Dans une lettre publiée jeudi dans la revue Science, ils soutiennent qu'il n'y a pas encore suffisamment de preuves pour exclure la possibilité que le virus SRAS-CoV-2 se soit échappé d'un laboratoire en Chine, et ils appellent à une «enquête appropriée» sur le matière.

«Nous pensons que cette question mérite une enquête scientifique juste et approfondie, et que tout jugement ultérieur doit être porté sur les données disponibles», a déclaré le Dr David Relman, professeur de microbiologie et d'immunologie à l'Université de Stanford, qui a contribué à la rédaction de la lettre.

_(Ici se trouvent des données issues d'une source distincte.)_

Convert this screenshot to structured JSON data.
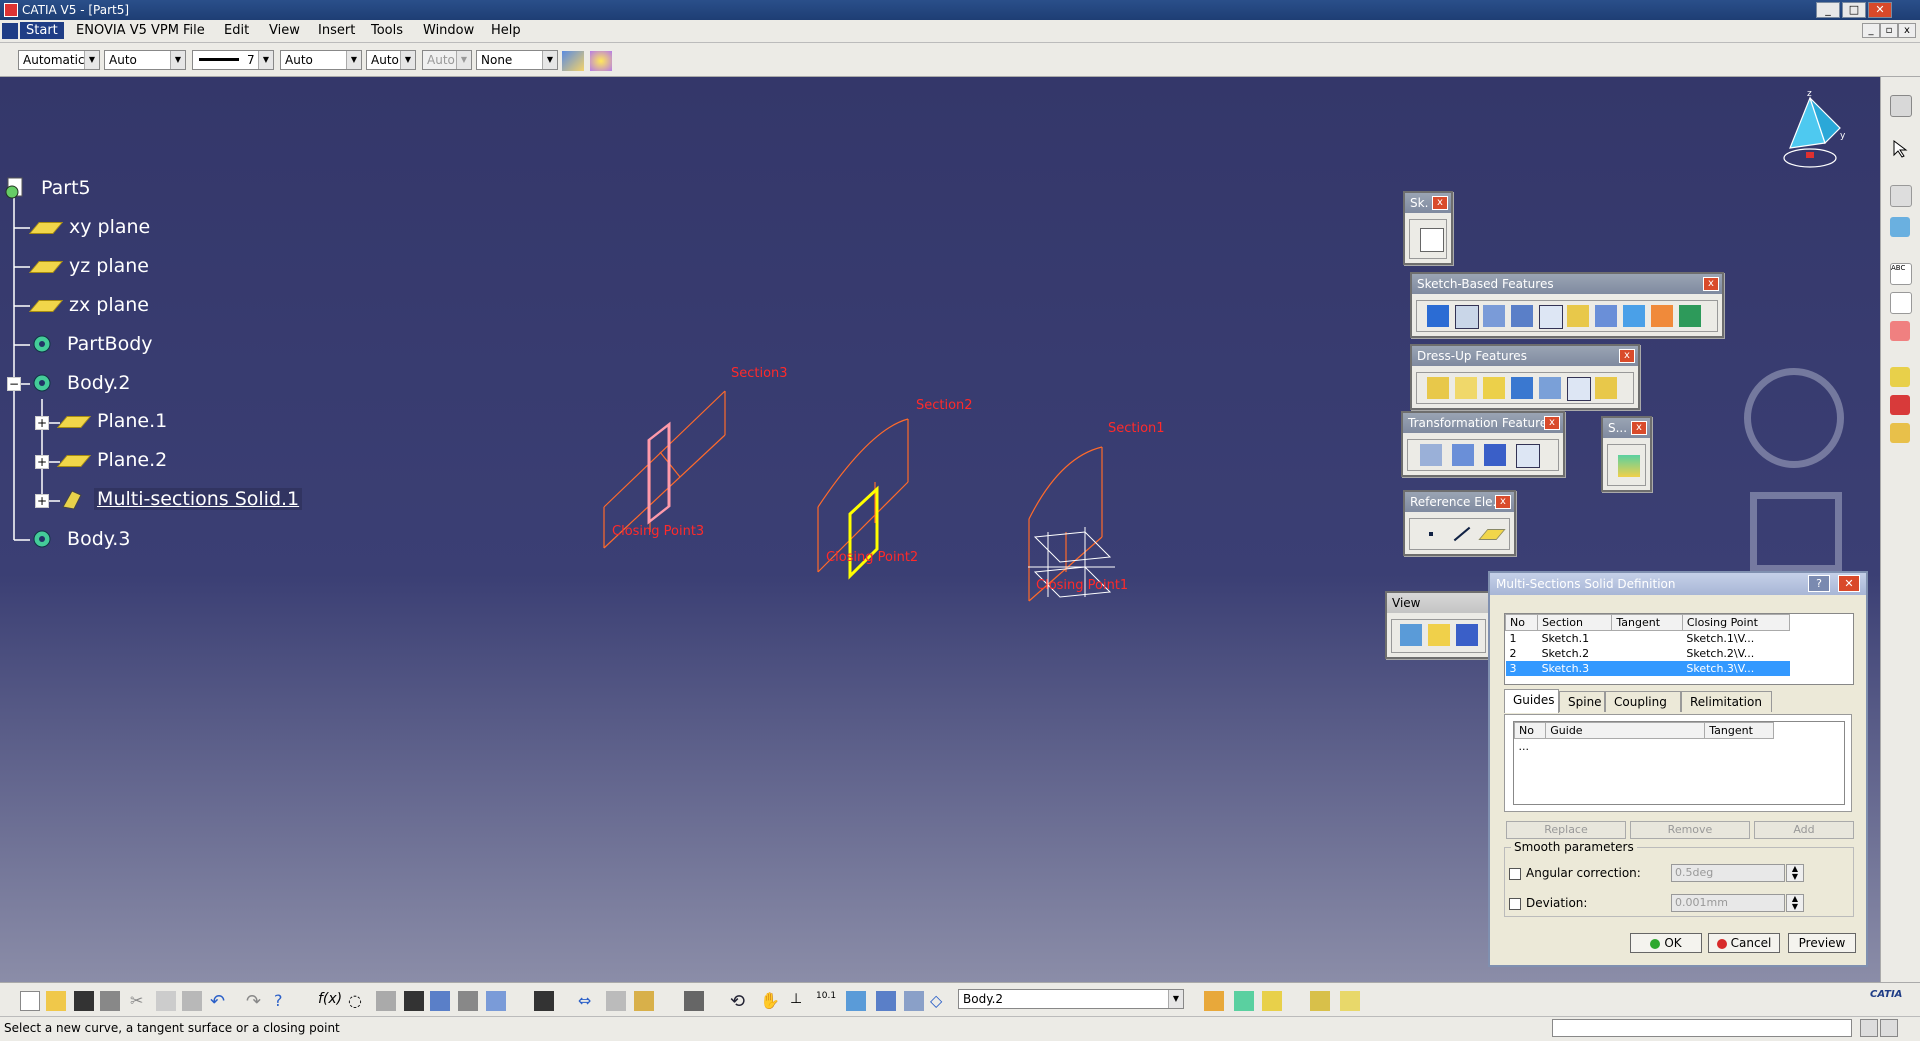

La brève lettre a été motivée en partie par la publication, le 30 mars, d'un rapport commandé par l'Organisation mondiale de la santé qui cherchait à découvrir l'origine du virus qui a entraîné la mort de plus de 3,3 millions de personnes à travers le monde.

Les auteurs de ce rapport, crédité à la fois à l'OMS et à la Chine, ont classé chacun des quatre scénarios possibles sur une échelle allant de «extrêmement improbable» à «très probable».

Après avoir examiné les informations, les données et les échantillons présentés par les membres chinois de l'équipe, les auteurs ont conclu que la probabilité que le virus passe d'un animal source à une espèce intermédiaire, puis à l'homme était «vraisemblablement très probable», tandis qu'une introduction due à une fuite accidentelle de laboratoire a été jugée «extrêmement improbable».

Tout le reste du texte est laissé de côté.